We’ve all bought items that dropped in price much more quickly than we expected. I can’t believe Best Buy was selling Sailor Moon Blu-rays this past holiday season for $20. I preordered them for about $65 each, and I still haven’t opened them!

COUNTERPOINT:

Some items actually end up cheaper if preordered! Here are some personal examples of Amazon’s pre-order price guarantee saving me money.

Pretty Guardian Sailor Moon Short Stories 1
MSRP: $10.99
Preordered price: $5.49
Lowest price in past year: $6.49

The Witch and the Hundred Knight
MSRP: $39.99
Preordered price: $19.99 (with bonus soundtrack)
Lowest price in past year: $24.88

Kingdom Hearts III
MSRP: $59.99
Preordered price (so far): $40.99
Price with 20% off at Best Buy or Amazon: $47.99

With Kingdom Hearts III or any other preorder (minus the occasional exception), preordering doesn’t mean committing. If I find it elsewhere for cheaper or change my mind, I can always cancel. I’m not advocating for preordering everything and then canceling them all. That annoys businesses and also raises red flags. But preordering doesn’t mean locking yourself into a contract.

Plus, things will almost always drop. Six months, a year, two years…how long should you wait until it’s okay to buy something? And at how much off?

“Companies end up re-releasing it anyway!”

Many products do get an upgraded or lower-priced release. New cell phones come out every year, video games put all the DLC in one package, and many manga titles are put into omnibus format. Again, if you want the latest-and-greatest, it will probably cost you more than if you waited.

COUNTERPOINT:

However, if a product has low sales numbers, companies may find it more profitable to cut their losses and end production.

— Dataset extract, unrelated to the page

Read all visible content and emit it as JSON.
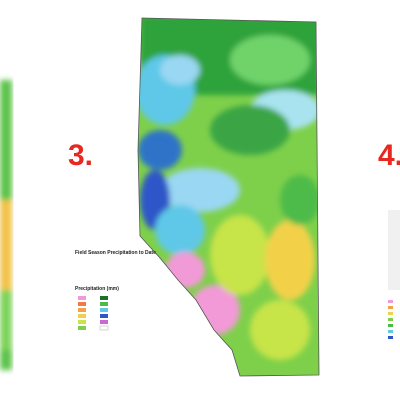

I know we can’t buy everything, but too many in the “buy it later” crowd may turn into everyone getting no more. In this case, preordering was a way to show support for Vinland Saga. If they don’t continue the series, Kodansha Comics will still have received a nice sales boost. If they do, then preordering will surely have helped.

“Preorder bonuses are for suckers!”

Video games are notorious for this. The advent of DLC has led to stores competing for customers by offering digital exclusives, things that easily could be put up for purchase online or included with the game. Sure, stores may offer a gift card or a poster for DVDs, but I don’t feel like I’m missing a part of a product like with exclusive DLC. I already talked about the Sailor Moon Blu-rays. I own the old DVDs and still haven’t watched the new releases yet, but I fell for the preorder bonuses: a coin and cards. Yay?

COUNTERPOINT:

But I’ve received some nice things. Things I probably would have bought separately anyway. I love my Sweet Fuse: By Your Side necklace. It’s so ugly it’s cute.

necklace

Some of those extras, ironically, end up being worth more than the game! The Zero Escape watches, for instance, easily sell for $80+ without the game. I would never pay those kind of amounts, but I feel good about my $40 preorder with watch for the next game.

Preorders: Yay or Nay?

I preorder things. I’ll put my money toward some great series, and others will let me down. Some things I’ll get burned on, and others will end up as awesome deals. Other items I’ll only hear about after release and have to spend time tracking down. I’m okay with that. You win some, you lose some; it’s a part of life.

How about you? Do you preorder, or do you only buy products once they’ve been released?